The client, too, must be viewed as credible in his or her defense, which may be much more difficult, as many crimes depend upon he said – she said testimony. The client, too, may have prior convictions or prior uncharged acts that may be relevant to a jury’s determination of criminal liability.
This is not an academic or hypothetical issue. At trial, a judge will instruct the jury that:
In deciding whether to believe a witness’ testimony, you may consider, among other factors, the following:
(a) How well did the witness see, hear, or otherwise sense what he or she described in court?
(b) How well did the witness remember and describe what happened?
(c) How did the witness look, act, and speak while testifying?
(d) Did the witness have any reason to say something that was not true? Did the witness show any bias or prejudice? Did the witness have a personal relationship with any of the parties involved in the case? Does the witness have a personal stake in how this case is decided?
(e) What was the witness's attitude toward this case or about giving testimony?
Sometimes a witness may say something that is not consistent with something else he or she said. Sometimes different witnesses will give different versions of what happened. People often forget things or make mistakes in what they remember. Also, two people may see the same event but remember it differently. You may consider these differences, but do not decide that testimony is untrue just because it differs from other testimony.
However, if you decide that a witness has deliberately testified untruthfully about something important, you may choose not to believe anything that witness said.
On the other hand, if you think the witness testified untruthfully about some things but told the truth about others, you may accept the part you think is true and ignore the rest.
Of all the pages of jury instructions that are read by the judge to the jury just prior to deliberating, we believe that the bolded sentence above is the most important.

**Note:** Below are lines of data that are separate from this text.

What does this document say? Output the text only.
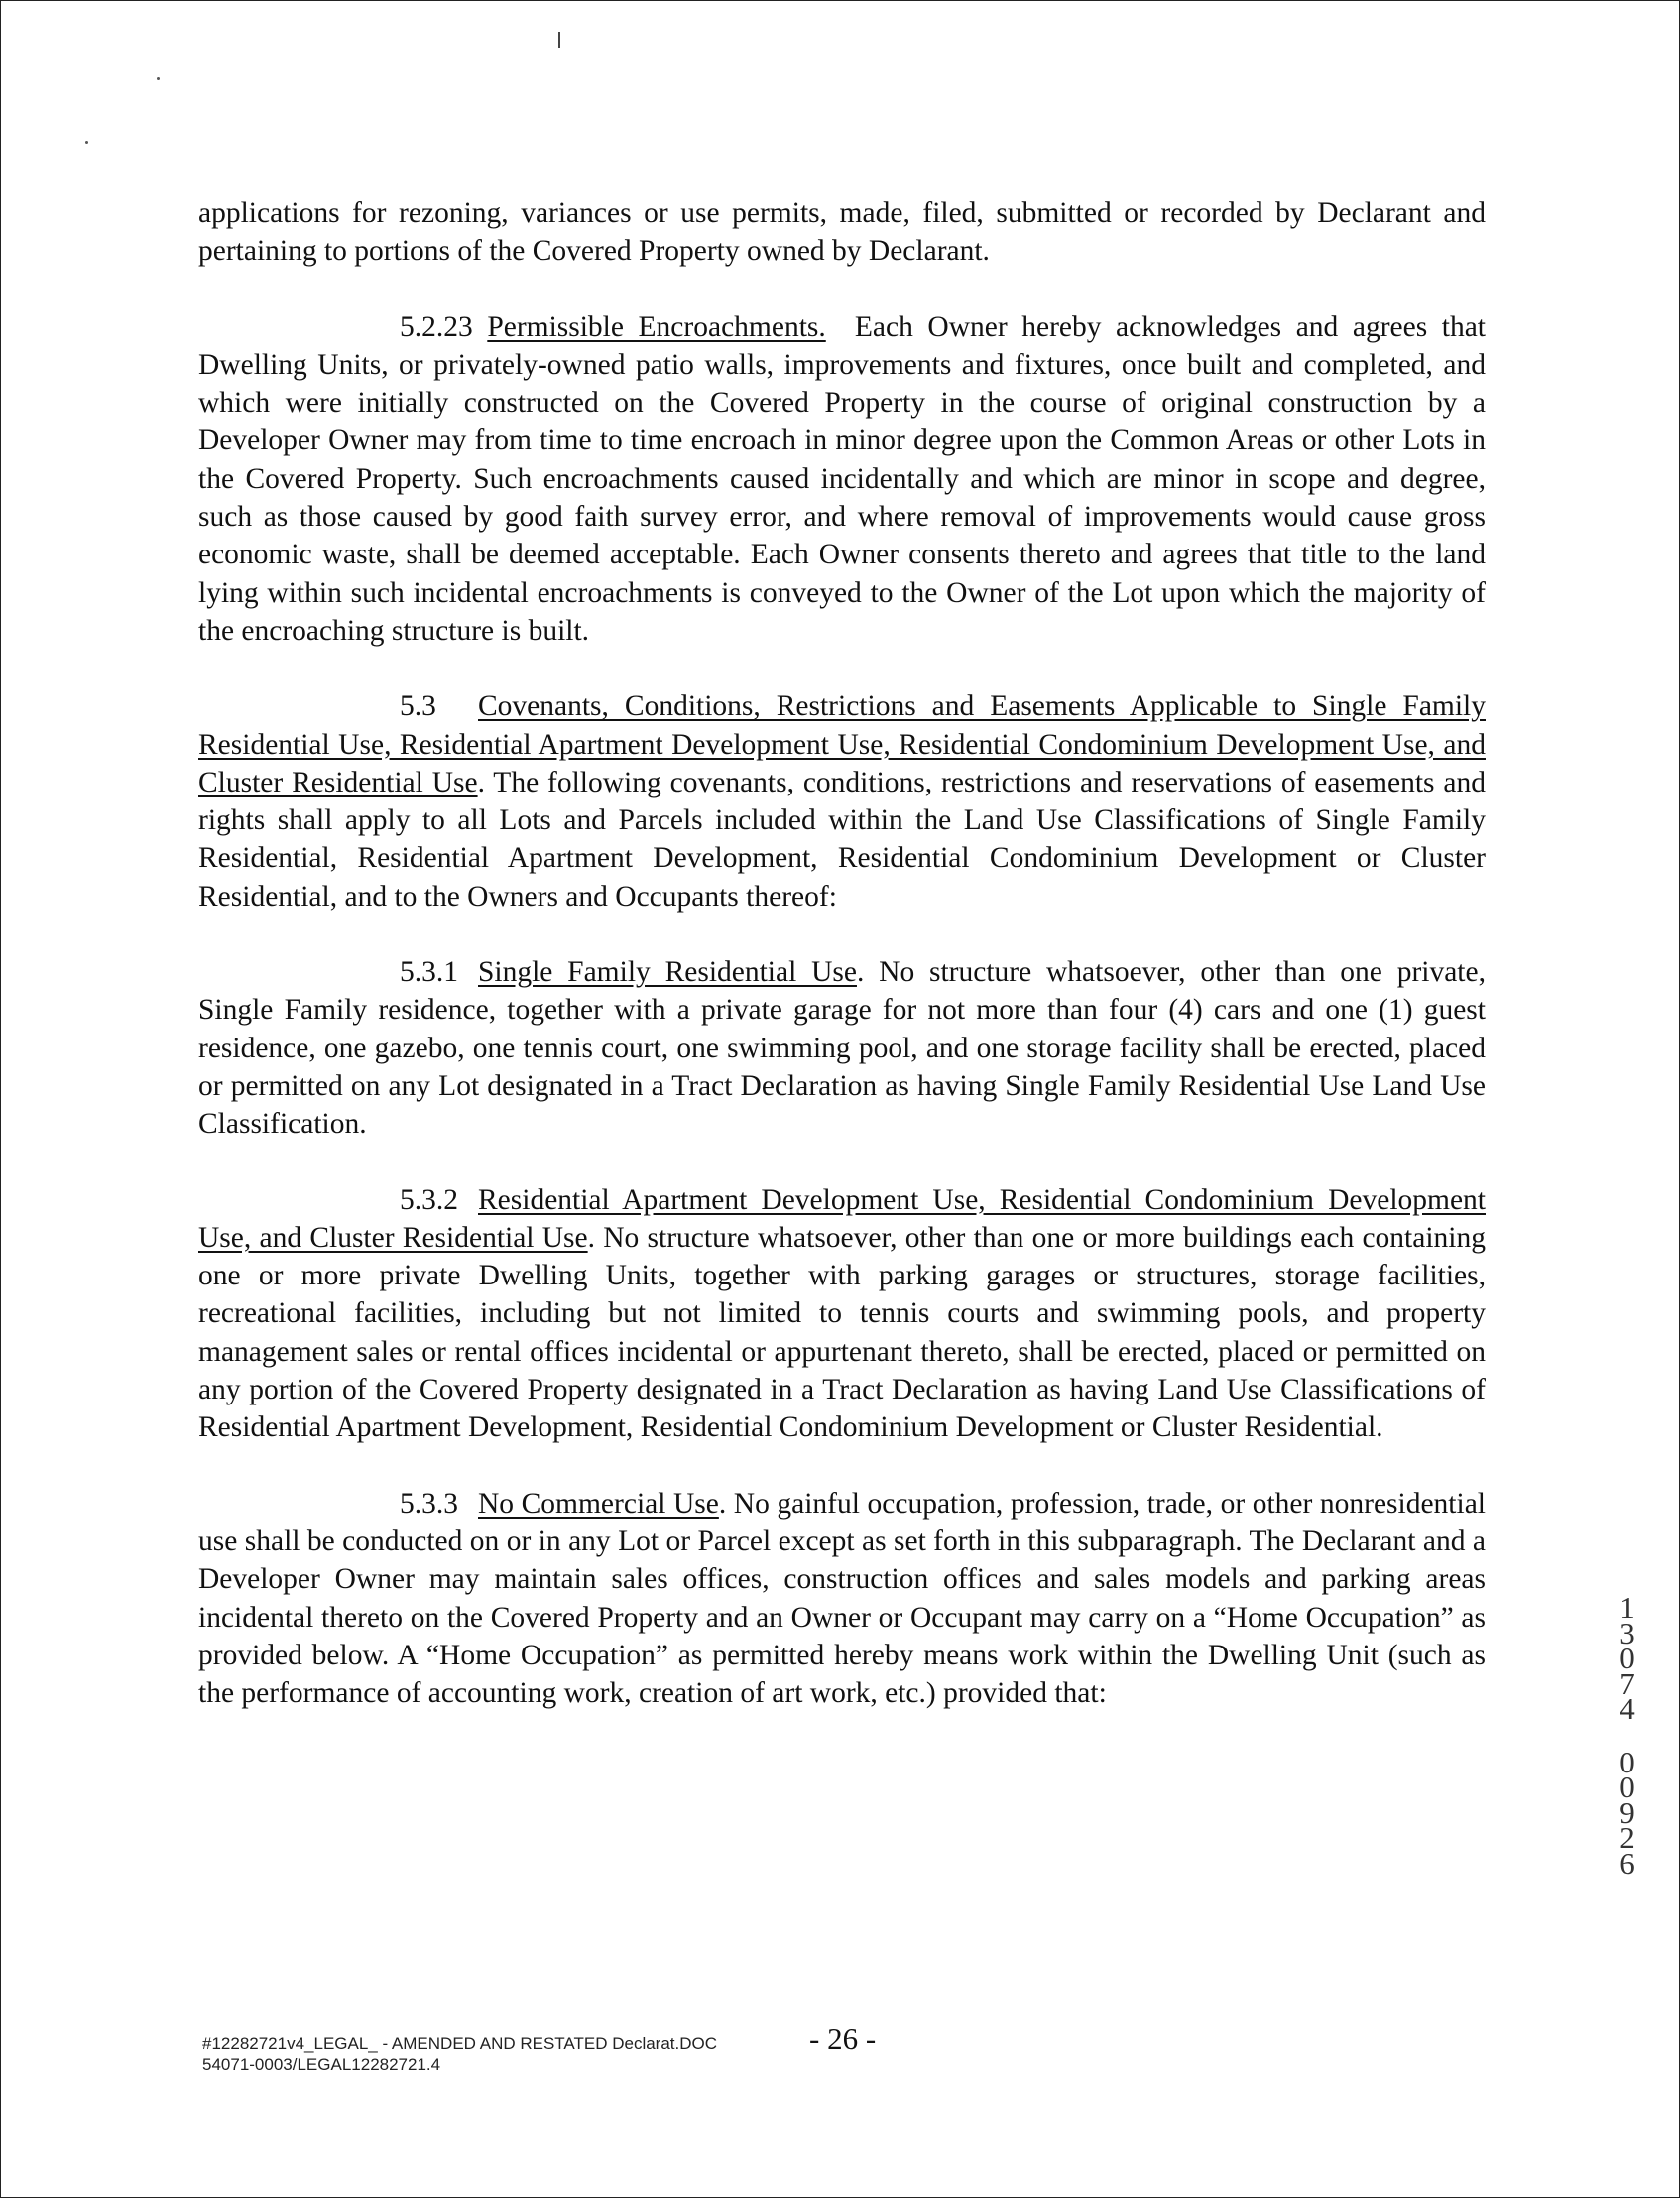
applications for rezoning, variances or use permits, made, filed, submitted or recorded by Declarant and pertaining to portions of the Covered Property owned by Declarant.

5.2.23 Permissible Encroachments. Each Owner hereby acknowledges and agrees that Dwelling Units, or privately-owned patio walls, improvements and fixtures, once built and completed, and which were initially constructed on the Covered Property in the course of original construction by a Developer Owner may from time to time encroach in minor degree upon the Common Areas or other Lots in the Covered Property. Such encroachments caused incidentally and which are minor in scope and degree, such as those caused by good faith survey error, and where removal of improvements would cause gross economic waste, shall be deemed acceptable. Each Owner consents thereto and agrees that title to the land lying within such incidental encroachments is conveyed to the Owner of the Lot upon which the majority of the encroaching structure is built.

5.3 Covenants, Conditions, Restrictions and Easements Applicable to Single Family Residential Use, Residential Apartment Development Use, Residential Condominium Development Use, and Cluster Residential Use. The following covenants, conditions, restrictions and reservations of easements and rights shall apply to all Lots and Parcels included within the Land Use Classifications of Single Family Residential, Residential Apartment Development, Residential Condominium Development or Cluster Residential, and to the Owners and Occupants thereof:

5.3.1 Single Family Residential Use. No structure whatsoever, other than one private, Single Family residence, together with a private garage for not more than four (4) cars and one (1) guest residence, one gazebo, one tennis court, one swimming pool, and one storage facility shall be erected, placed or permitted on any Lot designated in a Tract Declaration as having Single Family Residential Use Land Use Classification.

5.3.2 Residential Apartment Development Use, Residential Condominium Development Use, and Cluster Residential Use. No structure whatsoever, other than one or more buildings each containing one or more private Dwelling Units, together with parking garages or structures, storage facilities, recreational facilities, including but not limited to tennis courts and swimming pools, and property management sales or rental offices incidental or appurtenant thereto, shall be erected, placed or permitted on any portion of the Covered Property designated in a Tract Declaration as having Land Use Classifications of Residential Apartment Development, Residential Condominium Development or Cluster Residential.

5.3.3 No Commercial Use. No gainful occupation, profession, trade, or other nonresidential use shall be conducted on or in any Lot or Parcel except as set forth in this subparagraph. The Declarant and a Developer Owner may maintain sales offices, construction offices and sales models and parking areas incidental thereto on the Covered Property and an Owner or Occupant may carry on a “Home Occupation” as provided below. A “Home Occupation” as permitted hereby means work within the Dwelling Unit (such as the performance of accounting work, creation of art work, etc.) provided that:

1
3
0
7
4
0
0
9
2
6
#12282721v4_LEGAL_ - AMENDED AND RESTATED Declarat.DOC
54071-0003/LEGAL12282721.4
- 26 -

In trying to enhance one’s credibility in court, we encourage our clients who must show up to court to be on time, dress in clean clothes and be well groomed, to always be aware of one’s body language and to be respectful to the judge. The District Attorney will observe this as well and draw conclusions about how much weight to give to our defenses. Subtleties matter more than one may want to believe.
A defendant whose credibility is at issue cannot afford to do anything less than perfect in coming to court as ordered.
Likewise, any witness for our client must be on time to court, dress in clean clothes and be well-groomed, polite, patient, speak clearly and be respectful to the judge. The jury will observe every little thing that the witness does in trying to determine how much to believe the person.
The jury instruction bolded above states that if a juror finds that a witness testified falsely about something important, then that juror has to the right to disbelieve everything that witness says. We believe a juror will follow this principal even for unimportant issues, so if a witness offers a “little white lie” or “just a small lie” in court, a juror may consider such disrespect for the oath to tell the truth as significant. After all, if the witness is willing to bend the truth on some small matter that does not matter, he or she certainly would be willing to bend the truth on a matter that matters quite a bit.